Pandemic Dramatically Reduced Access to Primary and Oral Healthcare

Dentistry Today


The COVID-19 pandemic dramatically reduced access to primary care worldwide, including oral healthcare, especially for those who already were disproportionately at risk for the disease, according to a report by the Harvard Center for Primary Care (HCPC), the CareQuest Institute for Oral Health, and the Milbank Memorial Fund.

The organizations teamed up to analyze primary care trends over the course of the pandemic from top healthcare leaders, they said. Their report recommends a range of strategies for primary care clinical teams, healthcare industry leaders, and policy experts to improve access to high-quality primary care, accelerate transitions to alternative forms of care delivery, and address health disparities.

The authors of the report sought to uncover and provide a deeper understanding of:

  • How access to high-quality primary care is being preserved or improved during the pandemic
  • Which primary care practice challenges and responses during the pandemic provide opportunities for accelerating transitions to alternative care delivery models including virtual care and value-based payments for population health
  • Specific care strategies that can best address health disparities highlighted or heightened by the pandemic

“Primary care suffered greatly at the hands of COVID-19. In-person visits were eliminated nearly everywhere, loss of revenue threatened the survival of several, especially small, primary care practices, and concerns about exposure to the virus kept at-risk patients from seeking primary care services for months,” said HCPC director Russ Philips.

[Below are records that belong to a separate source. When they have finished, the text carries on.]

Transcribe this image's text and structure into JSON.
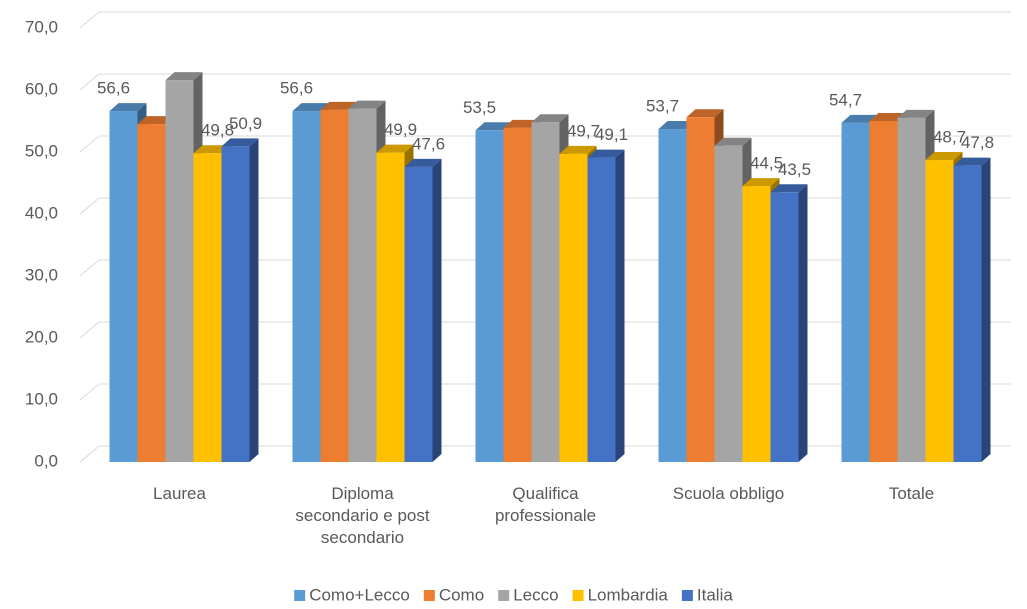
{
  "chart_data": {
    "type": "bar3d",
    "categories": [
      "Laurea",
      "Diploma secondario e post secondario",
      "Qualifica professionale",
      "Scuola obbligo",
      "Totale"
    ],
    "series": [
      {
        "name": "Como+Lecco",
        "color": "#5b9bd5",
        "values": [
          56.6,
          56.6,
          53.5,
          53.7,
          54.7
        ],
        "value_labels": [
          "56,6",
          "56,6",
          "53,5",
          "53,7",
          "54,7"
        ]
      },
      {
        "name": "Como",
        "color": "#ed7d31",
        "values": [
          54.5,
          56.8,
          53.9,
          55.6,
          55.0
        ]
      },
      {
        "name": "Lecco",
        "color": "#a5a5a5",
        "values": [
          61.6,
          57.0,
          54.8,
          51.0,
          55.5
        ]
      },
      {
        "name": "Lombardia",
        "color": "#ffc000",
        "values": [
          49.8,
          49.9,
          49.7,
          44.5,
          48.7
        ],
        "value_labels": [
          "49,8",
          "49,9",
          "49,7",
          "44,5",
          "48,7"
        ]
      },
      {
        "name": "Italia",
        "color": "#4472c4",
        "values": [
          50.9,
          47.6,
          49.1,
          43.5,
          47.8
        ],
        "value_labels": [
          "50,9",
          "47,6",
          "49,1",
          "43,5",
          "47,8"
        ]
      }
    ],
    "ylim": [
      0,
      70
    ],
    "yticks": [
      {
        "value": 0,
        "label": "0,0"
      },
      {
        "value": 10,
        "label": "10,0"
      },
      {
        "value": 20,
        "label": "20,0"
      },
      {
        "value": 30,
        "label": "30,0"
      },
      {
        "value": 40,
        "label": "40,0"
      },
      {
        "value": 50,
        "label": "50,0"
      },
      {
        "value": 60,
        "label": "60,0"
      },
      {
        "value": 70,
        "label": "70,0"
      }
    ],
    "grid": true,
    "legend": "bottom"
  }
}
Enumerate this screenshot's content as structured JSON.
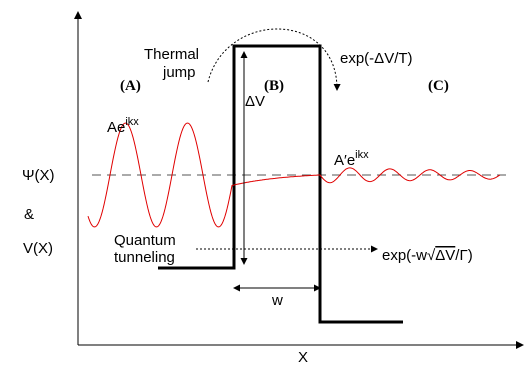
{
  "diagram": {
    "y_label_psi": "Ψ(X)",
    "y_label_amp": "&",
    "y_label_v": "V(X)",
    "x_label": "X",
    "region_a": "(A)",
    "region_b": "(B)",
    "region_c": "(C)",
    "thermal_line1": "Thermal",
    "thermal_line2": "jump",
    "thermal_rate": "exp(-ΔV/T)",
    "delta_v": "ΔV",
    "incoming_wave_base": "Ae",
    "incoming_wave_exp": "ikx",
    "transmitted_wave_base": "A′e",
    "transmitted_wave_exp": "ikx",
    "quantum_line1": "Quantum",
    "quantum_line2": "tunneling",
    "tunnel_rate_prefix": "exp(-w",
    "tunnel_rate_radicand": "ΔV",
    "tunnel_rate_suffix": "/Γ)",
    "width": "w",
    "colors": {
      "wave": "#e00000",
      "potential": "#000000",
      "dashed": "#555555"
    }
  }
}
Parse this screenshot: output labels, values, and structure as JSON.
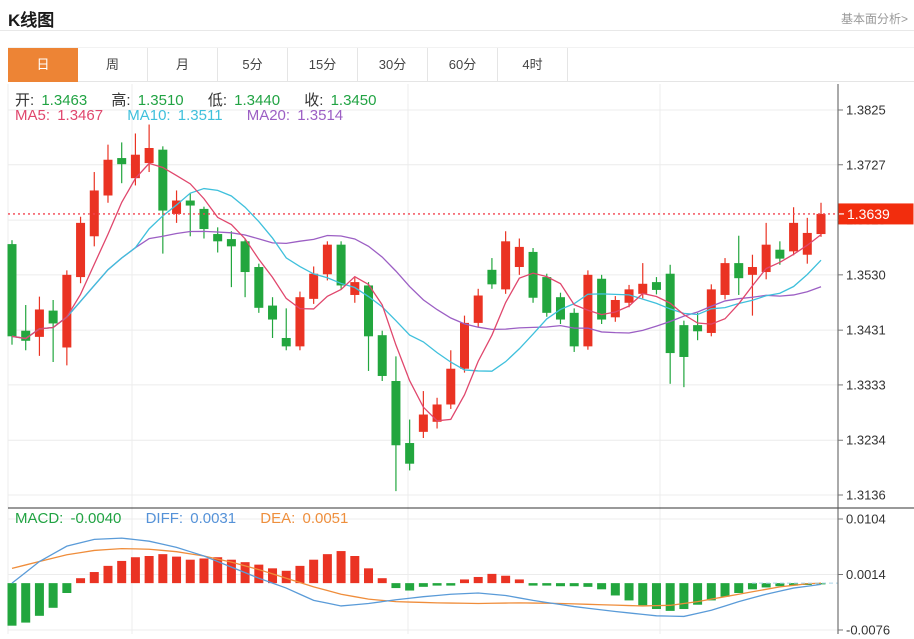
{
  "header": {
    "title": "K线图",
    "link": "基本面分析>"
  },
  "tabs": {
    "items": [
      {
        "label": "日",
        "key": "day",
        "active": true
      },
      {
        "label": "周",
        "key": "week",
        "active": false
      },
      {
        "label": "月",
        "key": "month",
        "active": false
      },
      {
        "label": "5分",
        "key": "5min",
        "active": false
      },
      {
        "label": "15分",
        "key": "15min",
        "active": false
      },
      {
        "label": "30分",
        "key": "30min",
        "active": false
      },
      {
        "label": "60分",
        "key": "60min",
        "active": false
      },
      {
        "label": "4时",
        "key": "4h",
        "active": false
      }
    ]
  },
  "ohlc": {
    "open_label": "开:",
    "open": "1.3463",
    "high_label": "高:",
    "high": "1.3510",
    "low_label": "低:",
    "low": "1.3440",
    "close_label": "收:",
    "close": "1.3450"
  },
  "ma_legend": {
    "ma5_label": "MA5:",
    "ma5": "1.3467",
    "ma10_label": "MA10:",
    "ma10": "1.3511",
    "ma20_label": "MA20:",
    "ma20": "1.3514"
  },
  "macd_legend": {
    "macd_label": "MACD:",
    "macd": "-0.0040",
    "diff_label": "DIFF:",
    "diff": "0.0031",
    "dea_label": "DEA:",
    "dea": "0.0051"
  },
  "price_marker": {
    "label": "1.3639",
    "price": 1.3639
  },
  "colors": {
    "up": "#ea3323",
    "down": "#22a63e",
    "ma5": "#e0476d",
    "ma10": "#3fc0dc",
    "ma20": "#9c5fc4",
    "diff": "#5a9bd8",
    "dea": "#ef8d3b",
    "legend_green": "#21a343",
    "legend_blue": "#5592d8",
    "legend_orange": "#ee8f3d",
    "accent_orange": "#ed8435",
    "marker": "#f22d0d",
    "price_line": "#f4434f",
    "grid": "#ececec",
    "axis": "#555",
    "axis_text": "#333",
    "separator": "#333",
    "zero_dash": "#a8d4e8"
  },
  "chart_data": [
    {
      "type": "candlestick",
      "title": "K线图 (daily K-line with MA5/MA10/MA20)",
      "legend_position": "top-left",
      "grid": true,
      "y_ticks": [
        1.3825,
        1.3727,
        1.3628,
        1.353,
        1.3431,
        1.3333,
        1.3234,
        1.3136
      ],
      "ylim": [
        1.311,
        1.387
      ],
      "current_price": 1.3639,
      "ma_periods": [
        5,
        10,
        20
      ],
      "candles_ohlc": [
        [
          1.3585,
          1.3592,
          1.3405,
          1.342
        ],
        [
          1.343,
          1.3476,
          1.3395,
          1.3412
        ],
        [
          1.3419,
          1.3491,
          1.3385,
          1.3468
        ],
        [
          1.3466,
          1.3485,
          1.3374,
          1.3443
        ],
        [
          1.34,
          1.3538,
          1.3368,
          1.353
        ],
        [
          1.3526,
          1.3634,
          1.3515,
          1.3623
        ],
        [
          1.3599,
          1.3714,
          1.3581,
          1.3681
        ],
        [
          1.3672,
          1.3763,
          1.3659,
          1.3736
        ],
        [
          1.3739,
          1.3767,
          1.3694,
          1.3728
        ],
        [
          1.3703,
          1.3783,
          1.369,
          1.3745
        ],
        [
          1.373,
          1.3799,
          1.3714,
          1.3757
        ],
        [
          1.3754,
          1.376,
          1.3568,
          1.3645
        ],
        [
          1.3639,
          1.3681,
          1.3623,
          1.3663
        ],
        [
          1.3663,
          1.3676,
          1.3599,
          1.3654
        ],
        [
          1.3648,
          1.3652,
          1.3595,
          1.3612
        ],
        [
          1.3603,
          1.3615,
          1.357,
          1.359
        ],
        [
          1.3594,
          1.3608,
          1.3508,
          1.3581
        ],
        [
          1.359,
          1.3595,
          1.349,
          1.3535
        ],
        [
          1.3544,
          1.355,
          1.3462,
          1.3471
        ],
        [
          1.3475,
          1.349,
          1.3417,
          1.345
        ],
        [
          1.3417,
          1.347,
          1.3395,
          1.3402
        ],
        [
          1.3402,
          1.35,
          1.3395,
          1.349
        ],
        [
          1.3487,
          1.3545,
          1.3478,
          1.3532
        ],
        [
          1.3531,
          1.359,
          1.352,
          1.3584
        ],
        [
          1.3584,
          1.359,
          1.3505,
          1.3511
        ],
        [
          1.3494,
          1.3525,
          1.348,
          1.3517
        ],
        [
          1.3511,
          1.3517,
          1.3358,
          1.342
        ],
        [
          1.3422,
          1.343,
          1.334,
          1.3349
        ],
        [
          1.334,
          1.3384,
          1.3143,
          1.3225
        ],
        [
          1.3229,
          1.3271,
          1.318,
          1.3192
        ],
        [
          1.3249,
          1.3322,
          1.3238,
          1.328
        ],
        [
          1.3267,
          1.331,
          1.3255,
          1.3298
        ],
        [
          1.3298,
          1.3395,
          1.329,
          1.3362
        ],
        [
          1.3362,
          1.3457,
          1.3355,
          1.3444
        ],
        [
          1.3444,
          1.3505,
          1.3436,
          1.3493
        ],
        [
          1.3539,
          1.356,
          1.3505,
          1.3513
        ],
        [
          1.3504,
          1.3608,
          1.3496,
          1.359
        ],
        [
          1.3544,
          1.3595,
          1.353,
          1.358
        ],
        [
          1.3571,
          1.3578,
          1.348,
          1.3489
        ],
        [
          1.3526,
          1.3532,
          1.3455,
          1.3462
        ],
        [
          1.349,
          1.3498,
          1.3442,
          1.345
        ],
        [
          1.3462,
          1.347,
          1.3392,
          1.3402
        ],
        [
          1.3402,
          1.3538,
          1.3396,
          1.353
        ],
        [
          1.3523,
          1.353,
          1.3442,
          1.345
        ],
        [
          1.3454,
          1.3492,
          1.3446,
          1.3485
        ],
        [
          1.348,
          1.3512,
          1.3472,
          1.3504
        ],
        [
          1.3496,
          1.3551,
          1.3488,
          1.3514
        ],
        [
          1.3517,
          1.3526,
          1.3495,
          1.3503
        ],
        [
          1.3532,
          1.3548,
          1.3335,
          1.339
        ],
        [
          1.344,
          1.3448,
          1.3329,
          1.3383
        ],
        [
          1.344,
          1.3462,
          1.3413,
          1.3429
        ],
        [
          1.3426,
          1.3513,
          1.342,
          1.3504
        ],
        [
          1.3494,
          1.356,
          1.3486,
          1.3551
        ],
        [
          1.3551,
          1.36,
          1.3494,
          1.3524
        ],
        [
          1.353,
          1.3566,
          1.3457,
          1.3544
        ],
        [
          1.3535,
          1.3623,
          1.3522,
          1.3584
        ],
        [
          1.3575,
          1.359,
          1.3548,
          1.3559
        ],
        [
          1.3572,
          1.3651,
          1.3565,
          1.3623
        ],
        [
          1.3566,
          1.3632,
          1.355,
          1.3605
        ],
        [
          1.3603,
          1.3659,
          1.3598,
          1.3639
        ]
      ]
    },
    {
      "type": "bar",
      "title": "MACD (histogram with DIFF / DEA lines)",
      "y_ticks": [
        0.0104,
        0.0014,
        -0.0076
      ],
      "ylim": [
        -0.0085,
        0.0122
      ],
      "hist": [
        -0.0069,
        -0.0064,
        -0.0053,
        -0.004,
        -0.0016,
        0.0008,
        0.0018,
        0.0028,
        0.0036,
        0.0042,
        0.0044,
        0.0047,
        0.0043,
        0.0038,
        0.004,
        0.0042,
        0.0038,
        0.0034,
        0.003,
        0.0024,
        0.002,
        0.0028,
        0.0038,
        0.0047,
        0.0052,
        0.0044,
        0.0024,
        0.0008,
        -0.0008,
        -0.0012,
        -0.0006,
        -0.0004,
        -0.0004,
        0.0006,
        0.001,
        0.0015,
        0.0012,
        0.0006,
        -0.0004,
        -0.0004,
        -0.0005,
        -0.0005,
        -0.0006,
        -0.001,
        -0.002,
        -0.0028,
        -0.0036,
        -0.0042,
        -0.0045,
        -0.0042,
        -0.0035,
        -0.0028,
        -0.0022,
        -0.0016,
        -0.001,
        -0.0007,
        -0.0005,
        -0.0004,
        -0.0003,
        -0.0002
      ],
      "diff_points": [
        [
          0,
          0.0
        ],
        [
          2,
          0.0035
        ],
        [
          4,
          0.006
        ],
        [
          6,
          0.0071
        ],
        [
          8,
          0.0073
        ],
        [
          10,
          0.0068
        ],
        [
          12,
          0.0058
        ],
        [
          14,
          0.0044
        ],
        [
          16,
          0.0026
        ],
        [
          18,
          0.0008
        ],
        [
          20,
          -0.0008
        ],
        [
          22,
          -0.0028
        ],
        [
          24,
          -0.0037
        ],
        [
          26,
          -0.0033
        ],
        [
          28,
          -0.0027
        ],
        [
          30,
          -0.0022
        ],
        [
          32,
          -0.0018
        ],
        [
          34,
          -0.0016
        ],
        [
          36,
          -0.002
        ],
        [
          38,
          -0.0028
        ],
        [
          41,
          -0.0038
        ],
        [
          44,
          -0.0046
        ],
        [
          47,
          -0.0053
        ],
        [
          49,
          -0.0054
        ],
        [
          51,
          -0.0044
        ],
        [
          53,
          -0.003
        ],
        [
          55,
          -0.0018
        ],
        [
          57,
          -0.0008
        ],
        [
          59,
          -0.0002
        ]
      ],
      "dea_points": [
        [
          0,
          0.0024
        ],
        [
          2,
          0.0035
        ],
        [
          4,
          0.0046
        ],
        [
          6,
          0.0053
        ],
        [
          8,
          0.0056
        ],
        [
          10,
          0.0055
        ],
        [
          12,
          0.0051
        ],
        [
          14,
          0.0044
        ],
        [
          16,
          0.0034
        ],
        [
          18,
          0.0022
        ],
        [
          20,
          0.0008
        ],
        [
          22,
          -0.0006
        ],
        [
          24,
          -0.0018
        ],
        [
          26,
          -0.0026
        ],
        [
          28,
          -0.003
        ],
        [
          31,
          -0.0032
        ],
        [
          34,
          -0.0033
        ],
        [
          37,
          -0.0032
        ],
        [
          40,
          -0.0033
        ],
        [
          43,
          -0.0035
        ],
        [
          46,
          -0.0037
        ],
        [
          48,
          -0.0036
        ],
        [
          50,
          -0.003
        ],
        [
          52,
          -0.0022
        ],
        [
          54,
          -0.0014
        ],
        [
          56,
          -0.0006
        ],
        [
          58,
          -0.0001
        ],
        [
          59,
          0.0
        ]
      ]
    }
  ]
}
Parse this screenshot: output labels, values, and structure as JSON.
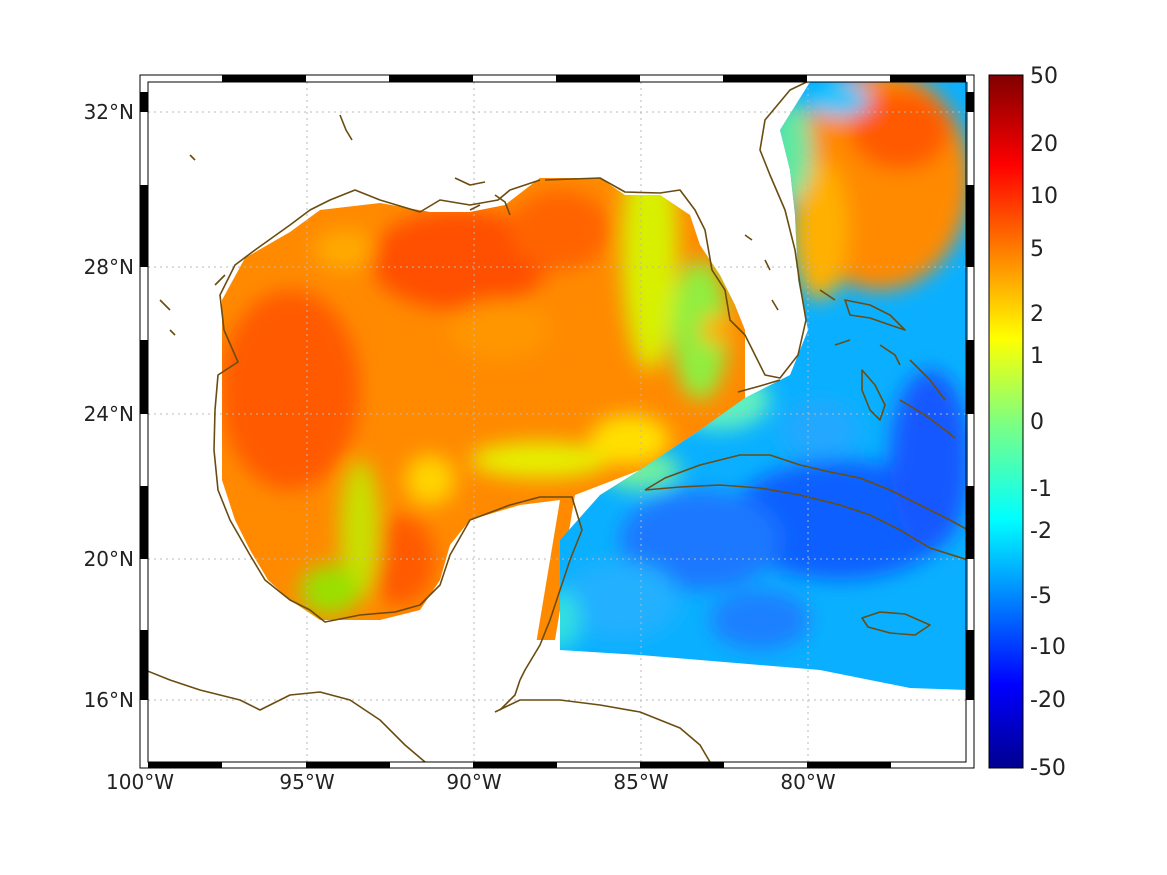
{
  "map": {
    "region": "Gulf of Mexico / Caribbean",
    "lon_ticks": [
      "100°W",
      "95°W",
      "90°W",
      "85°W",
      "80°W"
    ],
    "lat_ticks": [
      "32°N",
      "28°N",
      "24°N",
      "20°N",
      "16°N"
    ],
    "coastline_color": "#6b4c10",
    "grid": true
  },
  "colorbar": {
    "labels": [
      "50",
      "20",
      "10",
      "5",
      "2",
      "1",
      "0",
      "-1",
      "-2",
      "-5",
      "-10",
      "-20",
      "-50"
    ],
    "colormap": "jet",
    "scale": "symmetric-log"
  }
}
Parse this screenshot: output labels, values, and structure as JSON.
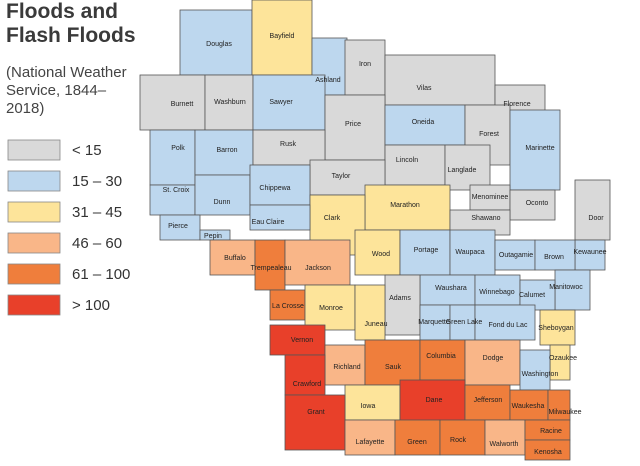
{
  "title": "Floods and Flash Floods",
  "subtitle": "(National Weather Service, 1844–2018)",
  "legend": [
    {
      "label": "< 15",
      "color": "#d9d9d9"
    },
    {
      "label": "15 – 30",
      "color": "#bdd7ee"
    },
    {
      "label": "31 – 45",
      "color": "#fde49a"
    },
    {
      "label": "46 – 60",
      "color": "#f9b688"
    },
    {
      "label": "61 – 100",
      "color": "#ef7e3c"
    },
    {
      "label": "> 100",
      "color": "#e8402a"
    }
  ],
  "counties": [
    {
      "name": "Douglas",
      "color": "#bdd7ee"
    },
    {
      "name": "Bayfield",
      "color": "#fde49a"
    },
    {
      "name": "Ashland",
      "color": "#bdd7ee"
    },
    {
      "name": "Iron",
      "color": "#d9d9d9"
    },
    {
      "name": "Vilas",
      "color": "#d9d9d9"
    },
    {
      "name": "Florence",
      "color": "#d9d9d9"
    },
    {
      "name": "Burnett",
      "color": "#d9d9d9"
    },
    {
      "name": "Washburn",
      "color": "#d9d9d9"
    },
    {
      "name": "Sawyer",
      "color": "#bdd7ee"
    },
    {
      "name": "Price",
      "color": "#d9d9d9"
    },
    {
      "name": "Oneida",
      "color": "#bdd7ee"
    },
    {
      "name": "Forest",
      "color": "#d9d9d9"
    },
    {
      "name": "Marinette",
      "color": "#bdd7ee"
    },
    {
      "name": "Polk",
      "color": "#bdd7ee"
    },
    {
      "name": "Barron",
      "color": "#bdd7ee"
    },
    {
      "name": "Rusk",
      "color": "#d9d9d9"
    },
    {
      "name": "Lincoln",
      "color": "#d9d9d9"
    },
    {
      "name": "Langlade",
      "color": "#d9d9d9"
    },
    {
      "name": "Taylor",
      "color": "#d9d9d9"
    },
    {
      "name": "St. Croix",
      "color": "#bdd7ee"
    },
    {
      "name": "Dunn",
      "color": "#bdd7ee"
    },
    {
      "name": "Chippewa",
      "color": "#bdd7ee"
    },
    {
      "name": "Menominee",
      "color": "#d9d9d9"
    },
    {
      "name": "Oconto",
      "color": "#d9d9d9"
    },
    {
      "name": "Door",
      "color": "#d9d9d9"
    },
    {
      "name": "Marathon",
      "color": "#fde49a"
    },
    {
      "name": "Clark",
      "color": "#fde49a"
    },
    {
      "name": "Shawano",
      "color": "#d9d9d9"
    },
    {
      "name": "Pierce",
      "color": "#bdd7ee"
    },
    {
      "name": "Eau Claire",
      "color": "#bdd7ee"
    },
    {
      "name": "Pepin",
      "color": "#bdd7ee"
    },
    {
      "name": "Kewaunee",
      "color": "#bdd7ee"
    },
    {
      "name": "Buffalo",
      "color": "#f9b688"
    },
    {
      "name": "Trempealeau",
      "color": "#ef7e3c"
    },
    {
      "name": "Jackson",
      "color": "#f9b688"
    },
    {
      "name": "Wood",
      "color": "#fde49a"
    },
    {
      "name": "Portage",
      "color": "#bdd7ee"
    },
    {
      "name": "Waupaca",
      "color": "#bdd7ee"
    },
    {
      "name": "Outagamie",
      "color": "#bdd7ee"
    },
    {
      "name": "Brown",
      "color": "#bdd7ee"
    },
    {
      "name": "Manitowoc",
      "color": "#bdd7ee"
    },
    {
      "name": "Waushara",
      "color": "#bdd7ee"
    },
    {
      "name": "Winnebago",
      "color": "#bdd7ee"
    },
    {
      "name": "Calumet",
      "color": "#bdd7ee"
    },
    {
      "name": "Adams",
      "color": "#d9d9d9"
    },
    {
      "name": "La Crosse",
      "color": "#ef7e3c"
    },
    {
      "name": "Monroe",
      "color": "#fde49a"
    },
    {
      "name": "Juneau",
      "color": "#fde49a"
    },
    {
      "name": "Marquette",
      "color": "#bdd7ee"
    },
    {
      "name": "Green Lake",
      "color": "#bdd7ee"
    },
    {
      "name": "Fond du Lac",
      "color": "#bdd7ee"
    },
    {
      "name": "Sheboygan",
      "color": "#fde49a"
    },
    {
      "name": "Vernon",
      "color": "#e8402a"
    },
    {
      "name": "Richland",
      "color": "#f9b688"
    },
    {
      "name": "Sauk",
      "color": "#ef7e3c"
    },
    {
      "name": "Columbia",
      "color": "#ef7e3c"
    },
    {
      "name": "Dodge",
      "color": "#f9b688"
    },
    {
      "name": "Ozaukee",
      "color": "#fde49a"
    },
    {
      "name": "Washington",
      "color": "#bdd7ee"
    },
    {
      "name": "Crawford",
      "color": "#e8402a"
    },
    {
      "name": "Iowa",
      "color": "#fde49a"
    },
    {
      "name": "Dane",
      "color": "#e8402a"
    },
    {
      "name": "Jefferson",
      "color": "#ef7e3c"
    },
    {
      "name": "Waukesha",
      "color": "#ef7e3c"
    },
    {
      "name": "Milwaukee",
      "color": "#ef7e3c"
    },
    {
      "name": "Grant",
      "color": "#e8402a"
    },
    {
      "name": "Lafayette",
      "color": "#f9b688"
    },
    {
      "name": "Green",
      "color": "#ef7e3c"
    },
    {
      "name": "Rock",
      "color": "#ef7e3c"
    },
    {
      "name": "Walworth",
      "color": "#f9b688"
    },
    {
      "name": "Racine",
      "color": "#ef7e3c"
    },
    {
      "name": "Kenosha",
      "color": "#ef7e3c"
    }
  ]
}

“This has exposed disparities that have long existed in healthcare and are deeply rooted in structural racism, poverty, and other social determinants that disproportionately impact marginalized communities,” said Philips. “This is why we partnered with some of healthcare’s most brilliant minds to identify opportunities to best advance primary care in support of health equity.”

Oral health is a critical yet often disregarded aspect of primary care that was particularly impacted by the pandemic, the researchers said. More than 6 million adult Americans lost their dental insurance due to the pandemic, CareQuest said, and nearly two thirds of them had a symptom frequently linked to oral diseases. Many others canceled or put off preventive care over the past year, with nearly four in 10 delaying care because of concerns ranging from cost and a lack of insurance to risk of exposure to the virus.

“Oral healthcare is a significant, yet overlooked, driver of health disparities,” said Dr. Myechia Minter-Jordan, president and CEO of CareQuest.

“The communities hit hardest by the pandemic are those that have historically faced structural barriers to accessing dental care, including low-income communities, rural communities, and communities of color. Americans in poverty are 2.5 times more likely to have an unmet dental need due to lack of insurance, and Black adults are 68% more likely to have an unmet dental need than White adults,” Minter-Jordan said.

“Moreover, oral health providers working to meet the needs of these patients and communities in the midst of the pandemic have experienced financial and operational challenges that affect their ability to reliably provide care,” she continued. “The research and analysis by leading experts in primary care and oral health included in the report offer practical solutions for a better, more equitable healthcare system moving forward.”

The chapters of the report focused specifically on oral healthcare are available online.